Both Dedekind's and Hilbert's uses were sporadic, widespread adoption of "completeness" only happened in 1920-s, with the general theory of metric spaces. Dedekind and others did use "continuity" derived from the "continuum" for similar purposes before that. Dedekind seems to prefer "continuity" and talks about "all continuous domains". The least upper bound property and the Archimedean axiom are sometimes called "axioms of continuity" even today.

Here is Burn:

"There is an anachronism in our title, for the widespread use of the term "completeness" to describe the extension of the rational numbers to the real numbers only became conventional from its occurrence in the study of metric spaces, though it was used by Dedekind in [1872] and in his correspondence with Lipschitz [Dedekind 1876], and by Hilbert in his axioms for geometry [1899] (in every translation, and every edition after the first).

In the period with which we are concerned, the issue would generally have been worded differently. How, it would have been asked, could the continuity of the real line be guaranteed or how could the continuum be characterized? Dedekind had used the term "completeness" in [1872] both to describe the closure of a number field under the four arithmetical operations, and as a synonym for "continuity." We will retain the modern term ''completeness'' for the sake of clarity, since the term ''continuity,'' in modern usage, applies only to functions."
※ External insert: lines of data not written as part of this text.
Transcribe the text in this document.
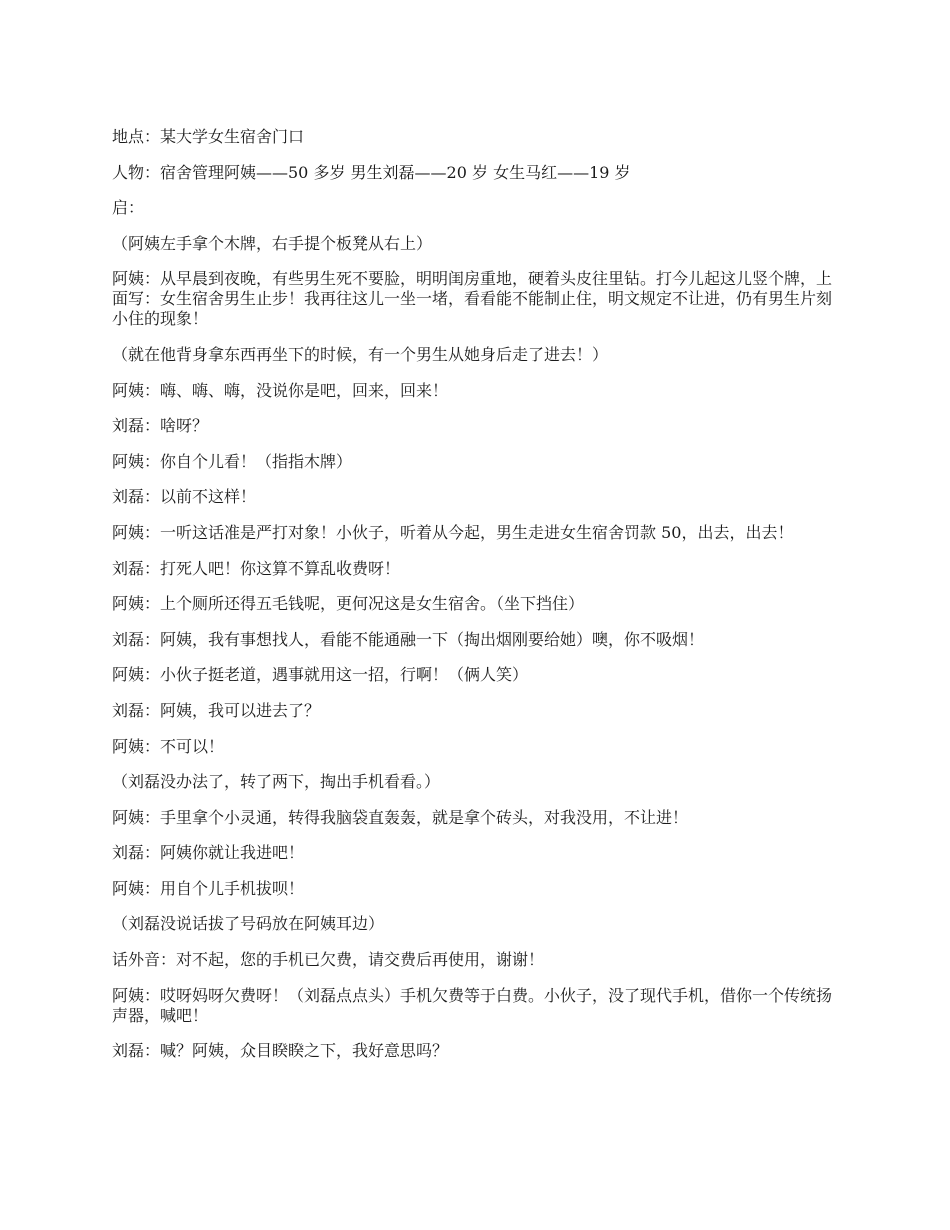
地点：某大学女生宿舍门口

人物：宿舍管理阿姨——50 多岁 男生刘磊——20 岁 女生马红——19 岁

启：

（阿姨左手拿个木牌，右手提个板凳从右上）

阿姨：从早晨到夜晚，有些男生死不要脸，明明闺房重地，硬着头皮往里钻。打今儿起这儿竖个牌，上面写：女生宿舍男生止步！我再往这儿一坐一堵，看看能不能制止住，明文规定不让进，仍有男生片刻小住的现象！

（就在他背身拿东西再坐下的时候，有一个男生从她身后走了进去！）

阿姨：嗨、嗨、嗨，没说你是吧，回来，回来！

刘磊：啥呀？

阿姨：你自个儿看！（指指木牌）

刘磊：以前不这样！

阿姨：一听这话准是严打对象！小伙子，听着从今起，男生走进女生宿舍罚款 50，出去，出去！

刘磊：打死人吧！你这算不算乱收费呀！

阿姨：上个厕所还得五毛钱呢，更何况这是女生宿舍。（坐下挡住）

刘磊：阿姨，我有事想找人，看能不能通融一下（掏出烟刚要给她）噢，你不吸烟！

阿姨：小伙子挺老道，遇事就用这一招，行啊！（俩人笑）

刘磊：阿姨，我可以进去了？

阿姨：不可以！

（刘磊没办法了，转了两下，掏出手机看看。）

阿姨：手里拿个小灵通，转得我脑袋直轰轰，就是拿个砖头，对我没用，不让进！

刘磊：阿姨你就让我进吧！

阿姨：用自个儿手机拔呗！

（刘磊没说话拔了号码放在阿姨耳边）

话外音：对不起，您的手机已欠费，请交费后再使用，谢谢！

阿姨：哎呀妈呀欠费呀！（刘磊点点头）手机欠费等于白费。小伙子，没了现代手机，借你一个传统扬声器，喊吧！

刘磊：喊？阿姨，众目睽睽之下，我好意思吗？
Dedekind's Stetigkeit und irrationale Zahlen (1872) is translated into English by Berman, it is well-known for developing (Dedekind) cuts. The 1876 letter to Lipschitz is printed in Dedekind's Gesammelte mathematische Werke, vol. 3, p. 473, 1930. Here is from Berman's translation:

"If now, as is our desire, we try to follow up arithmetically all phenomena in the straight line, the domain of rational numbers is insufficient and it becomes absolutely necessary that the instrument $R$ constructed by the creation of the rational numbers be essentially improved by the creation of new numbers such that the domain of numbers shall gain the same completeness, or as we may say at once, the same continuity, as the straight line.

[...] The above comparison of the domain $R$ of rational numbers with a straight line has led to the recognition of the existence of gaps, of a certain incompleteness or discontinuity of the former, while we ascribe to the straight line completeness, absence of gaps, or continuity. In what then does this continuity consist? Everything must depend on the answer to this question, and only through it shall we obtain a scientific basis for the investigation of all continuous domains."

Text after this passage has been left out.